Pipe Dreams

Posted inID Mag
Thumbnail for IMPACT Design for Social Change Returns

For his submission to the Radical Radiators of the Future competition, Italian designer Tommaso Colia envisioned a playfully ironic large-scale heating device, its pipes shaped into the letters H-O-T. Colia’s project, one of more than 3,000 entered into the contest put on this past winter by the Italian website Designboom and U.K.-based Bisque Radiators, is part practical warning and part cultural thermometer: Once eyesores that could be disguised only by an insipid selection of coverings, radiators have become popular among designers seeking to make utilitarian objects more beautiful.

New designs range from extreme experiments in form, like Amsterdam-based Satyendra Pakhale’s perforated, wafer-thin Add-on Radiator, distributed since 2004 by the Italian company Tubes, to materials explorations such as the forthcoming Silhouette by 25-year-old Central Saint Martins graduate Daniel Ashley, who has rendered a classic Edwardian model, trompe l’oeil style, as a ghostly white pattern on glass plates.
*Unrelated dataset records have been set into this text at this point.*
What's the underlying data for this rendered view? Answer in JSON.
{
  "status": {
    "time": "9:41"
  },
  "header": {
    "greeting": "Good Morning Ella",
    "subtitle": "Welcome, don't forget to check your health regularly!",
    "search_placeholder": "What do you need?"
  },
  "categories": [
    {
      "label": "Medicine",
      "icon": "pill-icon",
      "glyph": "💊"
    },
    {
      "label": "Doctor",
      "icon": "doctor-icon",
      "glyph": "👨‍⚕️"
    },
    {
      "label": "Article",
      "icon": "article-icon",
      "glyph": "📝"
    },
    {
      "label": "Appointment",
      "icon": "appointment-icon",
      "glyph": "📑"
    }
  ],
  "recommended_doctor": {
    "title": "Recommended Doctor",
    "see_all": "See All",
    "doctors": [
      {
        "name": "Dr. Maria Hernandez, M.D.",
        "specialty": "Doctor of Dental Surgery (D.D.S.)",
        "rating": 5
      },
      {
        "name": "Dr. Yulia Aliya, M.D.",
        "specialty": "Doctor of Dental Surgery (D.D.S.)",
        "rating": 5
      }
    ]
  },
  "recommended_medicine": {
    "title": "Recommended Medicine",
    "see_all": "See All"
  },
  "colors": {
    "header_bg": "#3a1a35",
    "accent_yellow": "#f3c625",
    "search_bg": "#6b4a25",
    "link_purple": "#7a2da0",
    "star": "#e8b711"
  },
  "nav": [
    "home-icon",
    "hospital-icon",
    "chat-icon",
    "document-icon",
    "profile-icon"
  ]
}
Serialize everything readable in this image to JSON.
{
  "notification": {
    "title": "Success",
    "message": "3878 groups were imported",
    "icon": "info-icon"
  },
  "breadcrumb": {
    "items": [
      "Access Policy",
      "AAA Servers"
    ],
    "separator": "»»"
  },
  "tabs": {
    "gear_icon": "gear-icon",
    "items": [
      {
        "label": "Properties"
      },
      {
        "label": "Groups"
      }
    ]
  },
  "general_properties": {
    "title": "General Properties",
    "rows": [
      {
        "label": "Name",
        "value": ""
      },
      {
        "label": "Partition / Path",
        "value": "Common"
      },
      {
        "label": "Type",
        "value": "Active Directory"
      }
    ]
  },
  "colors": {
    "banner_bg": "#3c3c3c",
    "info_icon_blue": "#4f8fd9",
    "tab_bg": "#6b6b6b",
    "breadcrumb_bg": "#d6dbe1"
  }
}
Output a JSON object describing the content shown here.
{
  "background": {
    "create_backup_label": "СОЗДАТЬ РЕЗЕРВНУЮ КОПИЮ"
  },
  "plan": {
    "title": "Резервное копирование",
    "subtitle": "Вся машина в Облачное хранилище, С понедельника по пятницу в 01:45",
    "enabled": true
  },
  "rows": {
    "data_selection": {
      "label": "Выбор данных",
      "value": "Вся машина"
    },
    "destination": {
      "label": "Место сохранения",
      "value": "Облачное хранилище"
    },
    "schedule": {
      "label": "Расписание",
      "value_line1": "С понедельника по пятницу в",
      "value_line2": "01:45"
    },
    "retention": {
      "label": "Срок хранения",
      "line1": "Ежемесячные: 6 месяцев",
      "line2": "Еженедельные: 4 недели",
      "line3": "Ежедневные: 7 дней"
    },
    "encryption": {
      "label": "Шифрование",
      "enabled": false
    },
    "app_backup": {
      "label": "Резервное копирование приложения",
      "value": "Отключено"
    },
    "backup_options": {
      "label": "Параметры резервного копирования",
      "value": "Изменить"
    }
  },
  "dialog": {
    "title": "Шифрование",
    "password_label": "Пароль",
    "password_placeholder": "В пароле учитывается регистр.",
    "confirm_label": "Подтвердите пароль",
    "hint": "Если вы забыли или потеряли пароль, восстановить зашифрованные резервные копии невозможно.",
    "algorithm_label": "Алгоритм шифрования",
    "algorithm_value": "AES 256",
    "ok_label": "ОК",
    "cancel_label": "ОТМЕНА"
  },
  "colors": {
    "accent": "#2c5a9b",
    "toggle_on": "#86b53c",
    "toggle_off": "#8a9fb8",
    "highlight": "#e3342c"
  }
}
The trend may have begun in 1996 with the launch of Hot Spring, a 6-foot-tall spiral-shaped unit that remains one of Bisque’s best-sellers. “I never understood why radiators were just seen as flat screens of metal screwed to a wall,” says Hot Spring’s designer, Paul Priestman of PriestmanGoode in London. But more pivotal was Rotterdam designer Joris Laarman’s 2003 Heatwave prototype, an extravagant rococo concrete piece that recently graced New York bus stops as a poster child for the Cooper-Hewitt’s 2006 National Design Triennial. Droog made an electric version available in February 2006, and Jaga, a Belgian company specializing in energy-efficient heating units, unveiled its hot-water incarnation (as Laarman had originally conceived it) at this year’s Milan Furniture Fair.

Beyond its value as eye candy, Heatwave’s unique form has changed the way radiator manufacturers can do business. The unit’s success as a decorative object has persuaded retail stores to carry it, opening an additional sales channel for Jaga direct to consumers. “We’ve tried to distribute other models this way in the past, but there was no interest,” says Tony Michiels, a Jaga product developer who worked closely with Laarman on Heatwave. “Now the roles are reversed, and we’re fielding requests from shop owners.” The effect is cyclical: Once radiator manufacturers realize they’re able to cut out middlemen such as installers, who show a preference for complicated models that incur big labor costs, they’ll have more freedom and incentive to experiment with design. “The radiator has remained boring because there are too many people between the producer and end-user who dictate what gets sold,” says Michiels.

But even the contract design market, until recently a province of sleek, visually unobtrusive forms and contemporary chrome finishes, is taking more risks. Early next year, Bisque plans to release Archibald, the model that won the Radical Radiators contest. It consists of a single tube bent into a vertical chain of clothes hangers, onto which more than 20 garments can be laid to dry. Two short-listed entries Bisque also hopes to manufacture don’t just stand out visually, they actually invite user interaction: Fedora, a convex model with a removable felt nook for a pair of cold feet or, as its designer describes it, a “lazy cat,” and Simple, an ultra-thin flexible rectangle of hot-water tubing that can be clothed in a custom decorative silicone rubber cover. Similarly, Marco Dessi’s yet-unnamed porcelain prototype, which the Viennese designer presented at January’s Cologne Furniture Fair, is a twisting column of individual square plates, each of which radiates its own heat and can be turned on and off with a slight rotation, allowing clients to dictate the product’s output, length, and appearance.

Karim Rashid’s Klobs radiator for Italian manufacturer Tubor is equally sculptural, and its steel and aluminum “bubbles” which may soon be available in a finish that changes color as the heater warms can also be rotated around a freestanding or wall-mounted pole. Though Rashid has long been famous for spiffing up unglamorous goods like brooms and dog bowls, he sees radiator design as a kind of gateway drug. “When I designed Klobs, I started to think about all of the other banal parts of housing like wall plugs, baseboards, and air grilles,” he says. “Now I’m fascinated.”

Bridget Moriarity is an editor at Travel + Leisure.